-----
**ENHANCEMENTS**
- Dynamically fetch compute instance type and cluster size in order to support updates
- SGE:
- process nodes added to or removed from the cluster in batches in order to speed up cluster scaling.
- scale up only if required slots/nodes can be satisfied
- scale down if pending jobs have unsatisfiable CPU/nodes requirements
- add support for jobs in hold/suspended state (this includes job dependencies)
- automatically terminate and replace faulty or unresponsive compute nodes
- add retries in case of failures when adding or removing nodes
- Slurm:
- scale up only if required slots/nodes can be satisfied
- scale down if pending jobs have unsatisfiable CPU/nodes requirements
- automatically terminate and replace faulty or unresponsive compute nodes
- Dump logs of replaced failing compute nodes to shared home directory
**CHANGES**
- SQS messages that fail to be processed are re-queued only 3 times and not forever
- Reset idletime to 0 when the host becomes essential for the cluster (because of min size of ASG or because there are
pending jobs in the scheduler queue)
- SGE: a node is considered as busy when in one of the following states "u", "C", "s", "d", "D", "E", "P", "o".

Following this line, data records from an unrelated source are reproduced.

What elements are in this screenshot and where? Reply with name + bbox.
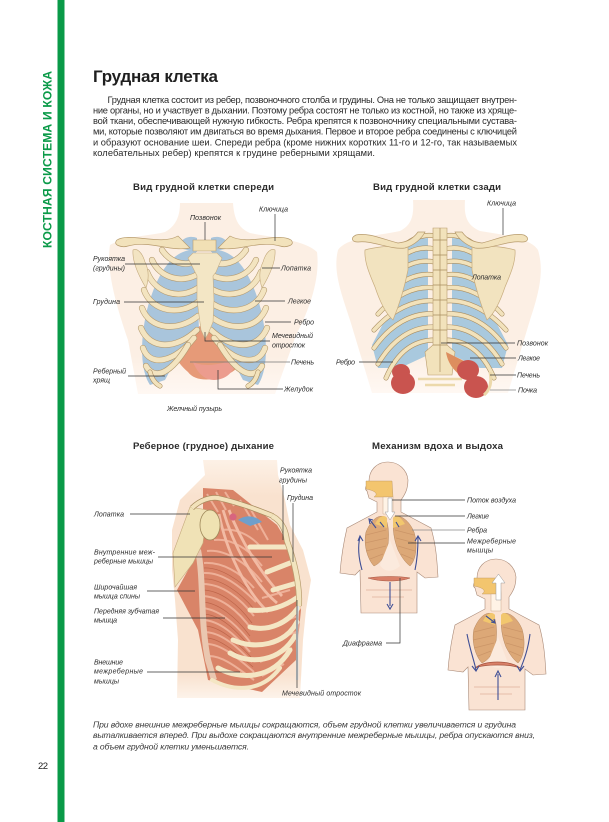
back view labels: Легкое: [517, 356, 540, 362]
side view labels: Лопатка: [93, 512, 124, 518]
heading: front view: Вид грудной клетки спереди: [133, 182, 274, 193]
side view labels: реберные мышцы: [93, 558, 154, 566]
caption: выталкивается вперед. При выдохе сокращаются внутренние межреберные мышцы, ребра опускаются вниз,: [93, 730, 535, 740]
heading: mechanism: Механизм вдоха и выдоха: [372, 441, 504, 452]
chapter title vertical: КОСТНАЯ СИСТЕМА И КОЖА: [40, 71, 54, 248]
panel: back view of rib cage: [336, 182, 549, 398]
illustration: front rib cage: [109, 203, 318, 394]
side view labels: мышца спины: [94, 594, 141, 600]
caption: При вдохе внешние межреберные мышцы сокращаются, объем грудной клетки увеличивается и грудина: [93, 720, 516, 730]
front view labels: Грудина: [93, 298, 120, 306]
side view labels: мышцы: [94, 678, 120, 686]
front view labels: Рукоятка: [93, 256, 125, 263]
front view labels: Ребро: [294, 318, 314, 326]
side view labels: Грудина: [287, 494, 313, 502]
intro text block: колебательных ребер) крепятся к грудине реберными хрящами.: [93, 148, 375, 158]
illustration: back rib cage: [336, 200, 541, 398]
intro text block: ми, которые позволяют им двигаться во время дыхания. Первое и второе ребра соединены с ключицей: [93, 127, 517, 137]
intro text block: [93, 95, 517, 158]
intro text block: и образуют основание шеи. Спереди ребра (кроме нижних коротких 11-го и 12-го, так называемых: [93, 137, 517, 147]
front view labels: Лопатка: [280, 266, 311, 272]
green side bar: [58, 0, 64, 822]
front view labels: Мечевидный: [272, 332, 313, 340]
side view labels: Внешние: [94, 660, 123, 666]
back view labels: Ребро: [336, 358, 355, 366]
caption: [93, 720, 535, 752]
illustration: exhale figure: [448, 559, 546, 710]
side view labels: мышца: [94, 618, 117, 624]
back view labels: Печень: [517, 372, 540, 380]
mechanism labels: мышцы: [467, 548, 494, 554]
intro text block: ние органы, но и участвует в дыхании. Поэтому ребра состоят не только из костной, но также из хряще-: [93, 106, 517, 116]
front view labels: Ключица: [259, 206, 288, 214]
back view labels: Почка: [518, 388, 537, 394]
heading: costal breathing: Реберное (грудное) дыхание: [133, 441, 274, 452]
mechanism labels: Легкие: [466, 514, 489, 520]
side view labels: Мечевидный отросток: [282, 690, 362, 698]
heading: back view: Вид грудной клетки сзади: [373, 182, 501, 193]
illustration: inhale figure: [340, 462, 438, 613]
front view labels: [92, 206, 314, 413]
front view labels: Легкое: [287, 298, 311, 306]
mechanism labels: [342, 496, 516, 648]
back view labels: Позвонок: [517, 340, 549, 348]
mechanism labels: Диафрагма: [342, 640, 382, 648]
front view labels: Реберный: [93, 368, 126, 376]
mechanism labels: Межреберные: [467, 538, 516, 546]
back view labels: Ключица: [487, 200, 516, 208]
side view labels: межреберные: [94, 668, 143, 676]
side view labels: Внутренние меж-: [94, 550, 156, 556]
front view labels: Печень: [291, 360, 314, 366]
front view labels: Желудок: [283, 386, 314, 394]
back view labels: Лопатка: [471, 274, 501, 282]
front view labels: Позвонок: [190, 215, 222, 222]
back view labels: [336, 200, 549, 394]
title: Грудная клетка: [93, 67, 219, 86]
panel: costal breathing: [93, 441, 362, 698]
front view labels: (грудины): [93, 264, 125, 272]
mechanism labels: Ребра: [467, 526, 487, 534]
front view labels: отросток: [272, 342, 306, 350]
caption: а объем грудной клетки уменьшается.: [93, 742, 249, 752]
side view labels: [93, 468, 362, 698]
mechanism labels: Поток воздуха: [467, 496, 516, 504]
side view labels: Широчайшая: [94, 584, 137, 592]
side view labels: Рукоятка: [280, 468, 312, 474]
front view labels: Желчный пузырь: [166, 405, 222, 413]
panel: front view of rib cage: [92, 182, 318, 413]
page number: 22: [38, 761, 48, 772]
intro text block: вой ткани, обеспечивающей нужную гибкость. Ребра крепятся к позвоночнику специальными сустава-: [93, 116, 517, 126]
side view labels: грудины: [279, 476, 308, 484]
front view labels: хрящ: [92, 378, 110, 384]
side view labels: Передняя зубчатая: [94, 608, 159, 616]
illustration: side view muscles: [172, 460, 311, 698]
intro text block: Грудная клетка состоит из ребер, позвоночного столба и грудины. Она не только защищает внутрен-: [108, 95, 517, 105]
panel: inhale and exhale mechanism: [340, 441, 546, 710]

This allows a quick replacement of the node without waiting for the `nodewatcher` to terminate it.
**BUG FIXES**
- Slurm: add "BeginTime", "NodeDown", "Priority" and "ReqNodeNotAvail" to the pending reasons that trigger
a cluster scaling
- Add a timeout on remote commands execution so that the daemons are not stuck if the compute node is unresponsive
- Fix an edge case that was causing the `nodewatcher` to hang forever in case the node had become essential to the
cluster during a call to `self_terminate`.